Will Matt Hancock be held to account for his part in the leaks – arguably a violation of GDPR laws? Will Isabel Oakeshott release any messages that might be damning for current ministers? Will there be any collaborations with news outlets outside the pro-Conservative Telegraph? Will Downing Street finally admit that its civil servants routinely use WhatsApp? Or will vast swathes of correspondence continue unaccountable and unrecorded, lost to future historians and records of note?
Perhaps some of these questions will be answered.
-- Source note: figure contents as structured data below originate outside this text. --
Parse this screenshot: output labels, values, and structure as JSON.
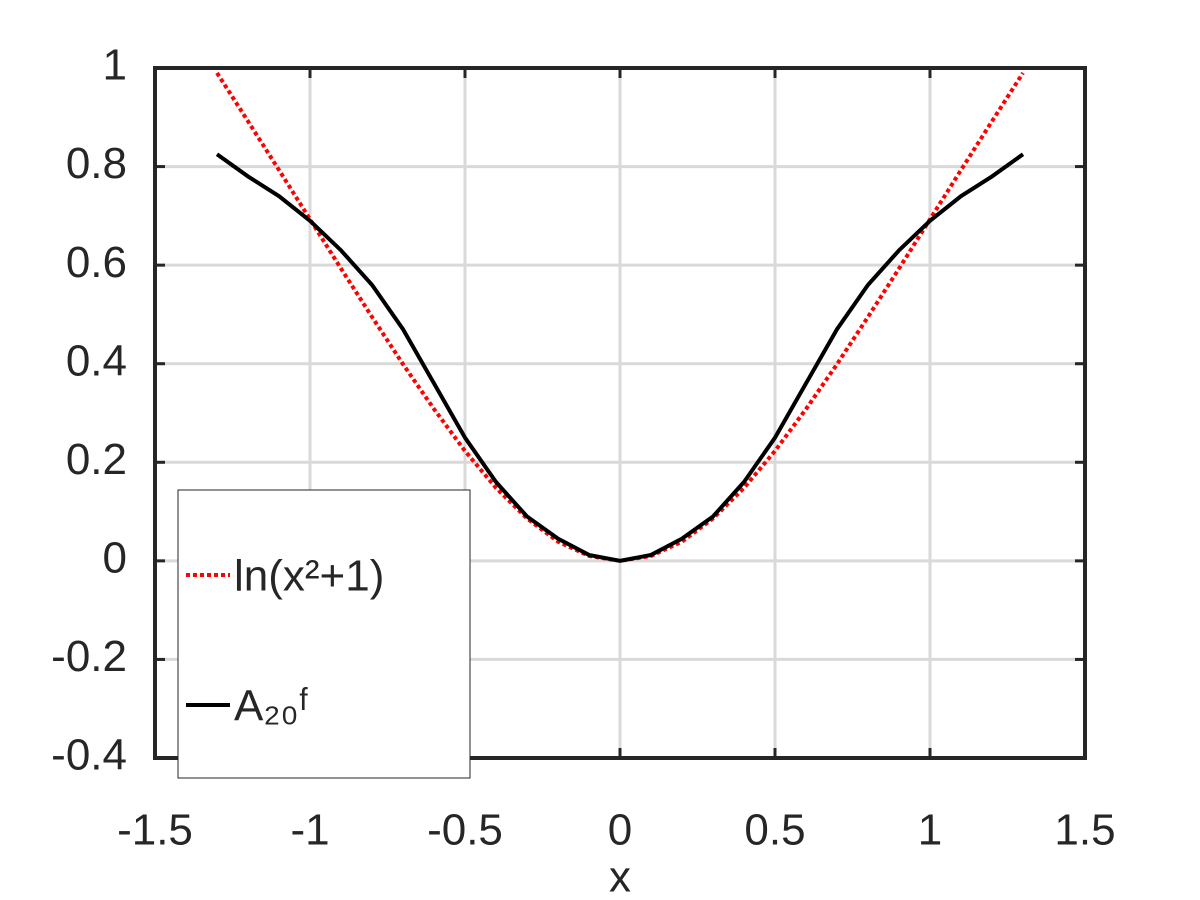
{
  "chart_data": {
    "type": "line",
    "xlabel": "x",
    "x": [
      -1.3,
      -1.2,
      -1.1,
      -1.0,
      -0.9,
      -0.8,
      -0.7,
      -0.6,
      -0.5,
      -0.4,
      -0.3,
      -0.2,
      -0.1,
      0,
      0.1,
      0.2,
      0.3,
      0.4,
      0.5,
      0.6,
      0.7,
      0.8,
      0.9,
      1.0,
      1.1,
      1.2,
      1.3
    ],
    "series": [
      {
        "name": "ln(x²+1)",
        "color": "#ff0000",
        "style": "dotted",
        "values": [
          0.99,
          0.892,
          0.793,
          0.693,
          0.593,
          0.495,
          0.399,
          0.308,
          0.223,
          0.148,
          0.086,
          0.039,
          0.01,
          0,
          0.01,
          0.039,
          0.086,
          0.148,
          0.223,
          0.308,
          0.399,
          0.495,
          0.593,
          0.693,
          0.793,
          0.892,
          0.99
        ]
      },
      {
        "name": "A₂₀ᶠ",
        "color": "#000000",
        "style": "solid",
        "values": [
          0.825,
          0.78,
          0.74,
          0.69,
          0.63,
          0.56,
          0.47,
          0.36,
          0.25,
          0.16,
          0.09,
          0.045,
          0.012,
          0,
          0.012,
          0.045,
          0.09,
          0.16,
          0.25,
          0.36,
          0.47,
          0.56,
          0.63,
          0.69,
          0.74,
          0.78,
          0.825
        ]
      }
    ],
    "xlim": [
      -1.5,
      1.5
    ],
    "xticks": [
      -1.5,
      -1,
      -0.5,
      0,
      0.5,
      1,
      1.5
    ],
    "ylim": [
      -0.4,
      1
    ],
    "yticks": [
      -0.4,
      -0.2,
      0,
      0.2,
      0.4,
      0.6,
      0.8,
      1
    ],
    "grid": true,
    "legend": "lower left"
  }
}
The Information Commissioner’s Office has reportedly said the leak “does again raise questions about the risks that the use of WhatsApp and other private channels bring, particularly around transparency” and that “public officials should be able to show their workings, through proper recording of decisions and through the FOI”.
But, for the moment, the keys to the kingdom of government communications does not lie with the public. Access only appears to be given by incompetent ex-ministers to duplicitous journalists whose agendas lie far more rooted in the realm of politics than they do in the realm of accountability and justice.
Such a power dynamic should leave as bad a taste in our mouths as the filtered revelations it now serves up.